しかし、30数分のこのアルバムはそうであっても強力な作品なのだから世の中分からない。ロイヤル・アルバート・ホールのテイクは編集して短くしてあるが素晴らしい音質だし、「プア・トム」なんかもとても現代的ですらある。私の中では「オゾン・ベイビー」で、ガッチリ石垣を積み上げたような重厚なビートが堪らない。実験作だった前作ではどうにも曲種的に収まりがつかなかったのだろうが、次の作品があったとしたらこの形の発展形ではなかったろうか。

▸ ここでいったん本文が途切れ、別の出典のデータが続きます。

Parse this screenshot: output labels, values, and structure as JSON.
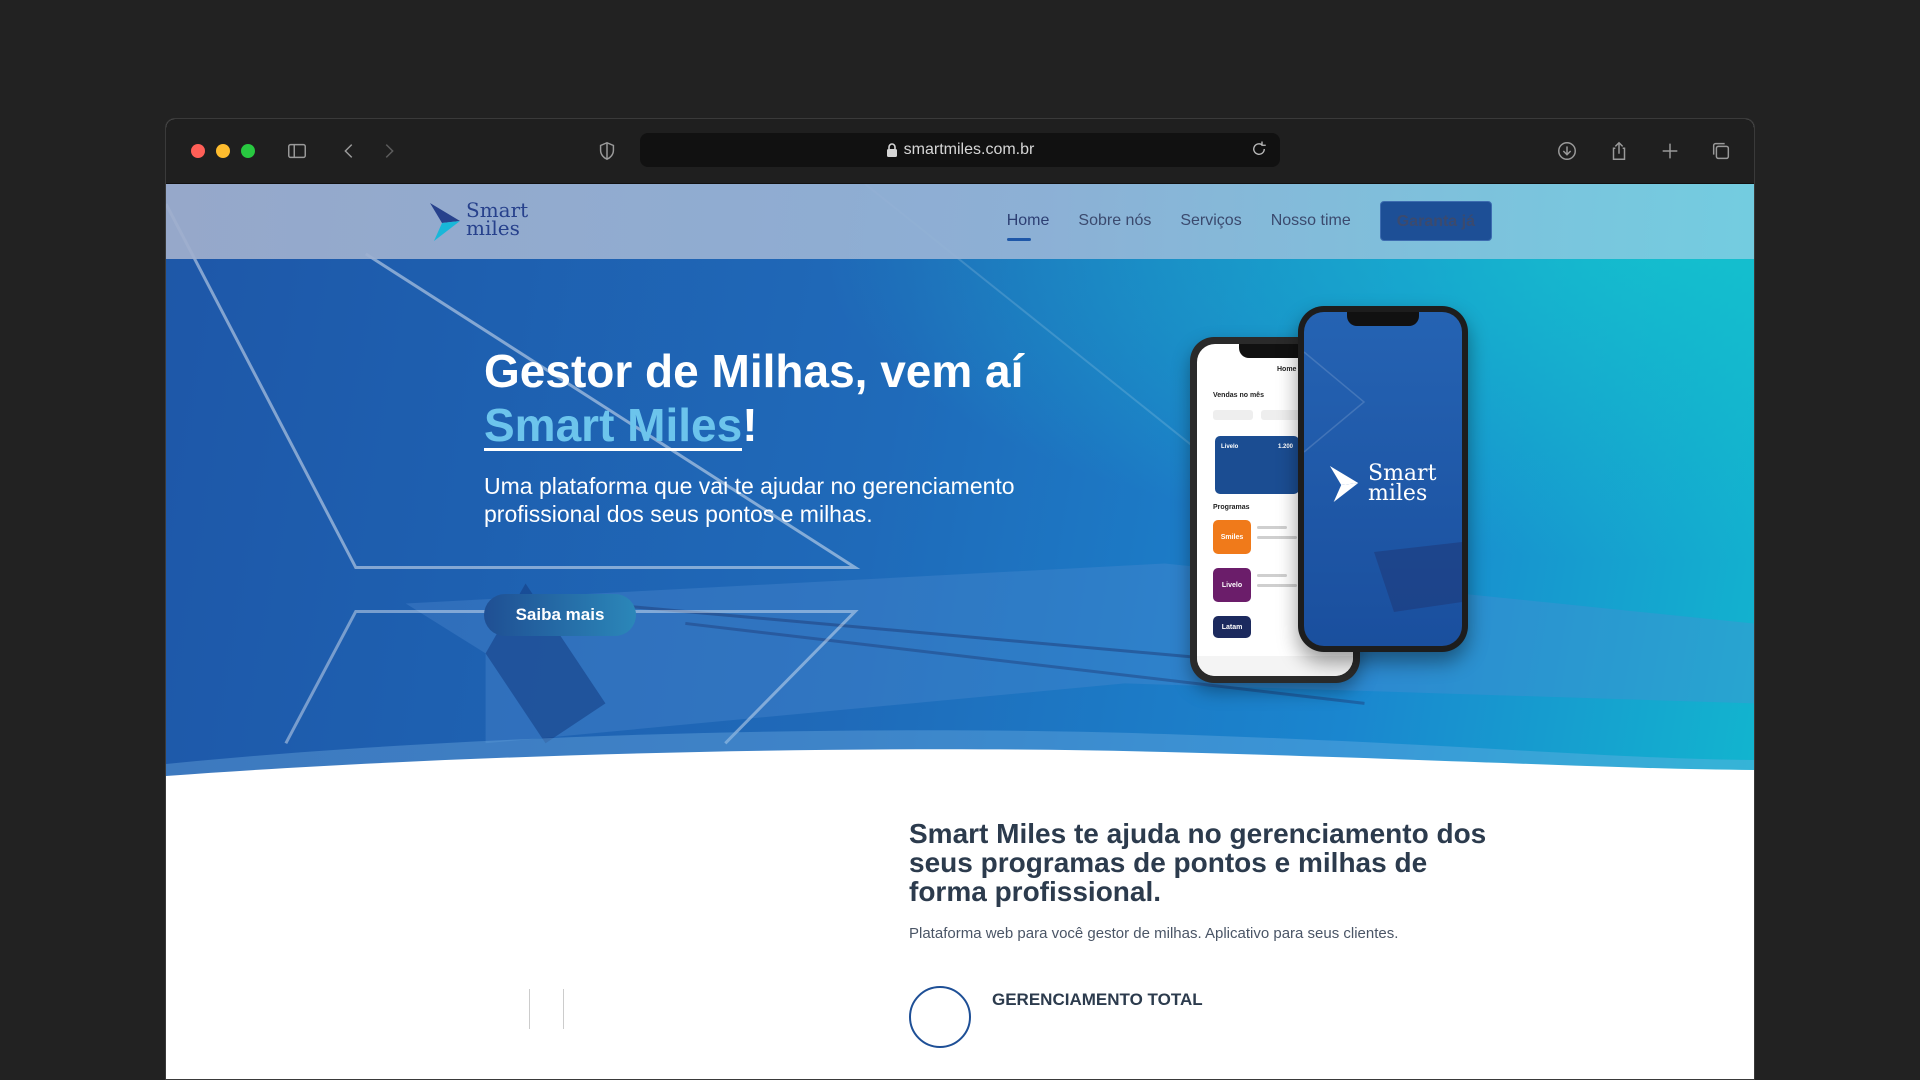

ところで皆が評価する「ウェアリング・アンド・ティアリング」は、残念ながら少々雑なものだと思う。ボンゾもこのギターに合わせるのは大変だったのじゃないかな。勢いはあるけど、ペイジがそろそろ曇ってきたことが如実に分かるので哀しい。
全アルバム中、リマスターの成果が一番出ている作品
(2007-09-09)
荒削りな音がリマスターによって、他のアルバムよりダイレクトに脳に伝わってきます。
リマスターというのは、荒削りな音の方が効果がはっきり出るように感じます。「Walter's Walk」なんかは特に気持ちがいいです。
亡くなったジョン・ボーナムの追悼ということもあり、かなりボーナムの色が強く感じられます。
ジミーペイジがインタビューで、初期のボーナムは、ライブ前はいつも緊張していて、メンバーが声をかけても返事もせず、ずっと震えていたなんてことを言ってましたが、「Poor Tom 」や「Bonzo's Montreaux 」を聴く限り、そんなことは全く信じられません。
ボツ曲の寄せ集めと解釈されがちですが、ただ単に、アルバムのカラーに合わなかっただけの話で、制作期間がデビュー時から解散時と判断すれば、これ1枚でレッドツェッペリンがどんなバンドなのか、ベストアルバムを聴くより理解できるかもしれません。